Chromatic Aberration

Outline

Shadow

Cover Image

Cover Image

Chromatic Aberration Shader Graph

Chromatic Aberration Shader Graph

Outline Shader Graph

Outline Shader Graph

Shadow Shader Graph

Shadow Shader Graph

Toon Shader Graph

Toon Shader Graph

Curve Atlas

Curve Atlas

UE5 Zenless Zone Zero Stylization

This is a stylized renderer in Unreal Engine 5 intended to recreate the NPR style from the game Zenless Zone Zero with some personal touches.

The model was taken from the official, publicly released MMD models. However, this means that the model comes with neither normal maps nor light maps, which made the model look slightly flat and has less control over the look of individual parts.

The basic idea is still constructing lambert shader and pluging it into emission. However, this time I used the default lit shading model instead of the unlit model, which allowed some support of features such as: multiple lights, shadows cast by other objects.

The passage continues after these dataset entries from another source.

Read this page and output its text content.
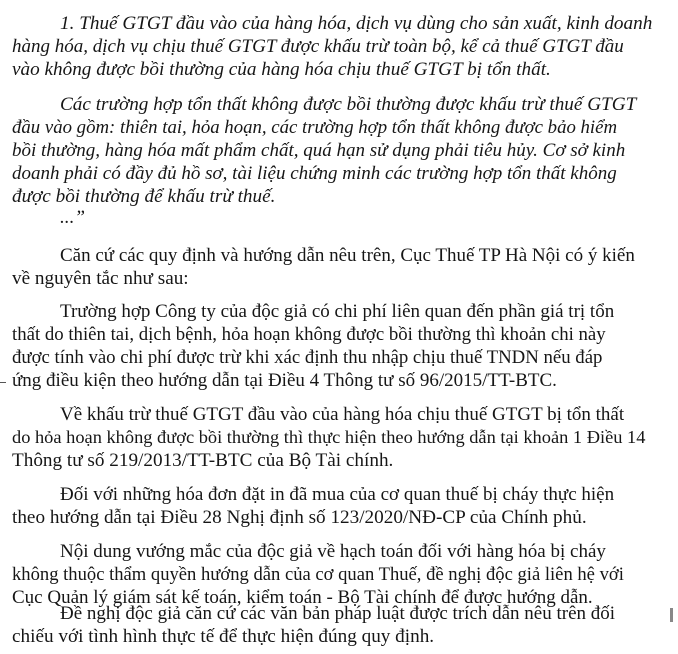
1. Thuế GTGT đầu vào của hàng hóa, dịch vụ dùng cho sản xuất, kinh doanh
hàng hóa, dịch vụ chịu thuế GTGT được khấu trừ toàn bộ, kể cả thuế GTGT đầu
vào không được bồi thường của hàng hóa chịu thuế GTGT bị tổn thất.
Các trường hợp tổn thất không được bồi thường được khấu trừ thuế GTGT
đầu vào gồm: thiên tai, hỏa hoạn, các trường hợp tổn thất không được bảo hiểm
bồi thường, hàng hóa mất phẩm chất, quá hạn sử dụng phải tiêu hủy. Cơ sở kinh
doanh phải có đầy đủ hồ sơ, tài liệu chứng minh các trường hợp tổn thất không
được bồi thường để khấu trừ thuế.
...”
Căn cứ các quy định và hướng dẫn nêu trên, Cục Thuế TP Hà Nội có ý kiến
về nguyên tắc như sau:
Trường hợp Công ty của độc giả có chi phí liên quan đến phần giá trị tổn
thất do thiên tai, dịch bệnh, hỏa hoạn không được bồi thường thì khoản chi này
được tính vào chi phí được trừ khi xác định thu nhập chịu thuế TNDN nếu đáp
ứng điều kiện theo hướng dẫn tại Điều 4 Thông tư số 96/2015/TT-BTC.
Về khấu trừ thuế GTGT đầu vào của hàng hóa chịu thuế GTGT bị tổn thất
do hỏa hoạn không được bồi thường thì thực hiện theo hướng dẫn tại khoản 1 Điều 14
Thông tư số 219/2013/TT-BTC của Bộ Tài chính.
Đối với những hóa đơn đặt in đã mua của cơ quan thuế bị cháy thực hiện
theo hướng dẫn tại Điều 28 Nghị định số 123/2020/NĐ-CP của Chính phủ.
Nội dung vướng mắc của độc giả về hạch toán đối với hàng hóa bị cháy
không thuộc thẩm quyền hướng dẫn của cơ quan Thuế, đề nghị độc giả liên hệ với
Cục Quản lý giám sát kế toán, kiểm toán - Bộ Tài chính để được hướng dẫn.
Đề nghị độc giả căn cứ các văn bản pháp luật được trích dẫn nêu trên đối
chiếu với tình hình thực tế để thực hiện đúng quy định.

Then I used Curve Atlas to adjust the contrast of the images textures, which helped me achieve a overall more punchy look.

If the model had light maps and normal maps, I would have implemented some metallic specular by constructing blin-phong and masking it using light map onto only parts with metallic value over a certain threshold. Also I could use normal map to map vertex positions for the basic lambert shading model.

# Post Process
I think what really carried this project is the post process shaders. I used a custom stencil pass to mask out the character from the background, which allowed me to have a lot more control over the look of the shadows.

# Shadow
For the shadow post process, I basically did a very dense dotted effect with a Voroinoi noise of only 1 octave, then applied power adjust its shape. Then I simply multiplied it onto the shadow part of the image.

# Outline
The outline is done by using the SampleSceneDepth node, which allowed me to find drastic changes in the depth pass and use that as a mask to drive the outlines.

# Vignette & Chromatic Abberation
For Vignette, I simply converted the 0-1 viewport UV space into -1 to 1, and then used length as a radial mask.
For Chromatic Abberation, I just shifted the sampling viewport UV by a tiny amount to offset the red channel in one direction, and then the blue and green channels in the opposite direction.